I went up Sans Peur Passage — that’s quite an interesting name. The current was behind me and I was making good time. But then midway down the channel I noticed quite a commotion ahead. It was the tides changing. I had no choice but to go through. It is a strange feeling being thrown left, right and center by strong currents, and trying to avoid whirlpools. The last time I experienced it this intense was way back in Big Bay in the Discovery Islands, and of course in Nakwakto Rapids at Belize Inlet. It’s a good display of the power in the ocean, to be able to move that much water so violently. All that power comes from the pull of the moon, and specifically the Earth’s rotation. But moving that much water around uses up energy and rotational momentum, so the result is that the planet has been rotating slower and slower over the ages, or in other words, the days are getting longer. They used to only be 23 hours. Eventually the moon and Earth will be locked tidally, and then there will be no more tides. Too bad for the rich intertidal life!

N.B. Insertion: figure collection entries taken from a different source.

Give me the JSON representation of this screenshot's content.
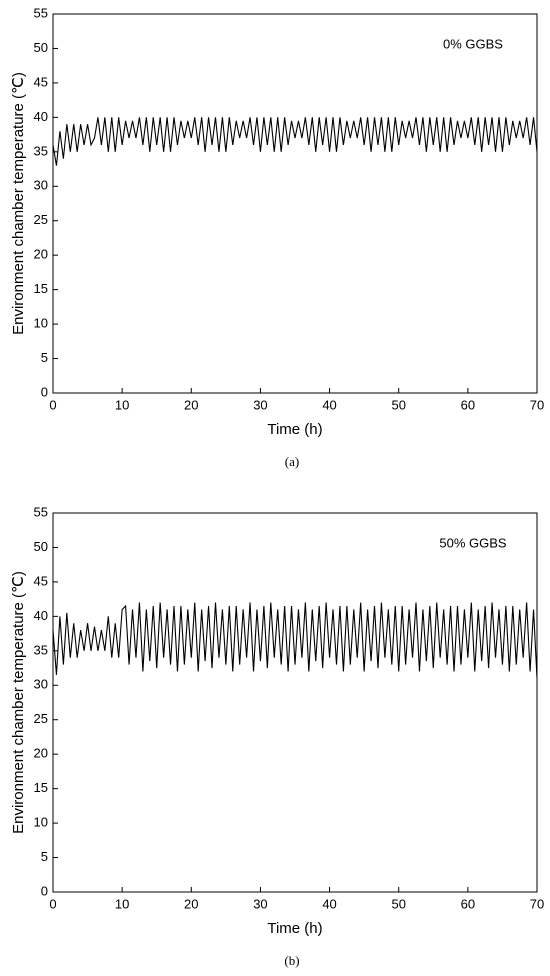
{
  "chart_data": [
    {
      "type": "line",
      "caption": "(a)",
      "annotation": "0% GGBS",
      "xlabel": "Time (h)",
      "ylabel": "Environment chamber temperature (℃)",
      "xlim": [
        0,
        70
      ],
      "xticks": [
        0,
        10,
        20,
        30,
        40,
        50,
        60,
        70
      ],
      "ylim": [
        0,
        55
      ],
      "yticks": [
        0,
        5,
        10,
        15,
        20,
        25,
        30,
        35,
        40,
        45,
        50,
        55
      ],
      "x": [
        0,
        0.5,
        1,
        1.5,
        2,
        2.5,
        3,
        3.5,
        4,
        4.5,
        5,
        5.5,
        6,
        6.5,
        7,
        7.5,
        8,
        8.5,
        9,
        9.5,
        10,
        10.5,
        11,
        11.5,
        12,
        12.5,
        13,
        13.5,
        14,
        14.5,
        15,
        15.5,
        16,
        16.5,
        17,
        17.5,
        18,
        18.5,
        19,
        19.5,
        20,
        20.5,
        21,
        21.5,
        22,
        22.5,
        23,
        23.5,
        24,
        24.5,
        25,
        25.5,
        26,
        26.5,
        27,
        27.5,
        28,
        28.5,
        29,
        29.5,
        30,
        30.5,
        31,
        31.5,
        32,
        32.5,
        33,
        33.5,
        34,
        34.5,
        35,
        35.5,
        36,
        36.5,
        37,
        37.5,
        38,
        38.5,
        39,
        39.5,
        40,
        40.5,
        41,
        41.5,
        42,
        42.5,
        43,
        43.5,
        44,
        44.5,
        45,
        45.5,
        46,
        46.5,
        47,
        47.5,
        48,
        48.5,
        49,
        49.5,
        50,
        50.5,
        51,
        51.5,
        52,
        52.5,
        53,
        53.5,
        54,
        54.5,
        55,
        55.5,
        56,
        56.5,
        57,
        57.5,
        58,
        58.5,
        59,
        59.5,
        60,
        60.5,
        61,
        61.5,
        62,
        62.5,
        63,
        63.5,
        64,
        64.5,
        65,
        65.5,
        66,
        66.5,
        67,
        67.5,
        68,
        68.5,
        69,
        69.5,
        70
      ],
      "series": [
        {
          "color": "#000000",
          "values": [
            36,
            33,
            38,
            34,
            39,
            35,
            39,
            35,
            39,
            36,
            39,
            36,
            37,
            40,
            36,
            40,
            35,
            40,
            35,
            40,
            36,
            39.5,
            37,
            39.5,
            37,
            40,
            36,
            40,
            35,
            40,
            36,
            40,
            35,
            40,
            35,
            40,
            36,
            39.5,
            37,
            39.5,
            37,
            40,
            36,
            40,
            35,
            40,
            36,
            40,
            35,
            40,
            35,
            40,
            36,
            39.5,
            37,
            39.5,
            37,
            40,
            36,
            40,
            35,
            40,
            36,
            40,
            35,
            40,
            35,
            40,
            36,
            39.5,
            37,
            39.5,
            37,
            40,
            36,
            40,
            35,
            40,
            36,
            40,
            35,
            40,
            35,
            40,
            36,
            39.5,
            37,
            39.5,
            37,
            40,
            36,
            40,
            35,
            40,
            36,
            40,
            35,
            40,
            35,
            40,
            36,
            39.5,
            37,
            39.5,
            37,
            40,
            36,
            40,
            35,
            40,
            36,
            40,
            35,
            40,
            35,
            40,
            36,
            39.5,
            37,
            39.5,
            37,
            40,
            36,
            40,
            35,
            40,
            36,
            40,
            35,
            40,
            35,
            40,
            36,
            39.5,
            37,
            39.5,
            37,
            40,
            36,
            40,
            35
          ]
        }
      ]
    },
    {
      "type": "line",
      "caption": "(b)",
      "annotation": "50% GGBS",
      "xlabel": "Time (h)",
      "ylabel": "Environment chamber temperature (℃)",
      "xlim": [
        0,
        70
      ],
      "xticks": [
        0,
        10,
        20,
        30,
        40,
        50,
        60,
        70
      ],
      "ylim": [
        0,
        55
      ],
      "yticks": [
        0,
        5,
        10,
        15,
        20,
        25,
        30,
        35,
        40,
        45,
        50,
        55
      ],
      "x": [
        0,
        0.5,
        1,
        1.5,
        2,
        2.5,
        3,
        3.5,
        4,
        4.5,
        5,
        5.5,
        6,
        6.5,
        7,
        7.5,
        8,
        8.5,
        9,
        9.5,
        10,
        10.5,
        11,
        11.5,
        12,
        12.5,
        13,
        13.5,
        14,
        14.5,
        15,
        15.5,
        16,
        16.5,
        17,
        17.5,
        18,
        18.5,
        19,
        19.5,
        20,
        20.5,
        21,
        21.5,
        22,
        22.5,
        23,
        23.5,
        24,
        24.5,
        25,
        25.5,
        26,
        26.5,
        27,
        27.5,
        28,
        28.5,
        29,
        29.5,
        30,
        30.5,
        31,
        31.5,
        32,
        32.5,
        33,
        33.5,
        34,
        34.5,
        35,
        35.5,
        36,
        36.5,
        37,
        37.5,
        38,
        38.5,
        39,
        39.5,
        40,
        40.5,
        41,
        41.5,
        42,
        42.5,
        43,
        43.5,
        44,
        44.5,
        45,
        45.5,
        46,
        46.5,
        47,
        47.5,
        48,
        48.5,
        49,
        49.5,
        50,
        50.5,
        51,
        51.5,
        52,
        52.5,
        53,
        53.5,
        54,
        54.5,
        55,
        55.5,
        56,
        56.5,
        57,
        57.5,
        58,
        58.5,
        59,
        59.5,
        60,
        60.5,
        61,
        61.5,
        62,
        62.5,
        63,
        63.5,
        64,
        64.5,
        65,
        65.5,
        66,
        66.5,
        67,
        67.5,
        68,
        68.5,
        69,
        69.5,
        70
      ],
      "series": [
        {
          "color": "#000000",
          "values": [
            38,
            31.5,
            40,
            33,
            40.5,
            34,
            39,
            34,
            38,
            35,
            39,
            35,
            38.5,
            35,
            38,
            35,
            40,
            34,
            39,
            34,
            41,
            41.5,
            33,
            41,
            34,
            42,
            32,
            41,
            33.5,
            41.5,
            32.5,
            42,
            34,
            41,
            33,
            41.5,
            32,
            41.5,
            33,
            41,
            34,
            42,
            32,
            41,
            33.5,
            41.5,
            32.5,
            42,
            34,
            41,
            33,
            41.5,
            32,
            41.5,
            33,
            41,
            34,
            42,
            32,
            41,
            33.5,
            41.5,
            32.5,
            42,
            34,
            41,
            33,
            41.5,
            32,
            41.5,
            33,
            41,
            34,
            42,
            32,
            41,
            33.5,
            41.5,
            32.5,
            42,
            34,
            41,
            33,
            41.5,
            32,
            41.5,
            33,
            41,
            34,
            42,
            32,
            41,
            33.5,
            41.5,
            32.5,
            42,
            34,
            41,
            33,
            41.5,
            32,
            41.5,
            33,
            41,
            34,
            42,
            32,
            41,
            33.5,
            41.5,
            32.5,
            42,
            34,
            41,
            33,
            41.5,
            32,
            41.5,
            33,
            41,
            34,
            42,
            32,
            41,
            33.5,
            41.5,
            32.5,
            42,
            34,
            41,
            33,
            41.5,
            32,
            41.5,
            33,
            41,
            34,
            42,
            32,
            41,
            31
          ]
        }
      ]
    }
  ]
}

Shortly afterwards I passed another raging creek discharging gobs of foam into the sea.

As I made my way northwards the sun came out again and I had to undo my drysuit. I soon enough made it to Latta Island, the last island I would be landing on before turning up the channel to finish this year’s trip at Bella Bella. I searched around where the map said there was a campsite and couldn’t really find anything. I was a bit dismayed and decided I had no choice but to take the most suitable location, which had a little sandy beach way up at the top of the tideline. It wasn’t a very good spot, and it looked like it got flooded during high tide. Plus there was water seepage under the site from all the rain. Oh well, what else was I going to do.

I took advantage of the wind and sun to dry out my tent.

A black katy chiton. There is interesting intertidal life here. It doesn’t get bashed by the open ocean so much because the area is sheltered by Goose Island, a fairly large offshore island that I chose not to visit because doing so involves a long open crossing. It is supposed to be an interesting place though, with lots of bird life. And the northern tip is the site of the First Nations youth correction program, which involves banishing troubled youths to a few months of solitude in the wilderness. They seem to return as changed individuals — something we could learn from. Inmates leave regular prisons worse criminals than when they went in.

An interesting sand anemone that I haven’t yet ID’d.

I got another fire going which wasn’t easy due to both the wind and the lack of dry material to burn. I was running out of garbage to get it going.

At midnight I woke up to hear waves lapping by my head. Damn tide! It was flooding my tent! I had to move everything up onto the wet grass and rocks and stand there watching the tide in the moonlight. They say a watched pot never boils and I was not a happy camper to have to be spending half an hour in the middle of the night waiting for the tide to drop. Eventually it did. Luckily it wasn’t raining though. Note to future paddlers in this area: there is NO suitable campsite on the south side of Latta Island, regardless of what your map might say!

If you go to the dead center of this map, then look a little to the left, you will see a turquoise bay. Go check it out on Google Earth where you can zoom in more. I think they took the satellite image when the herring were spawning in that bay.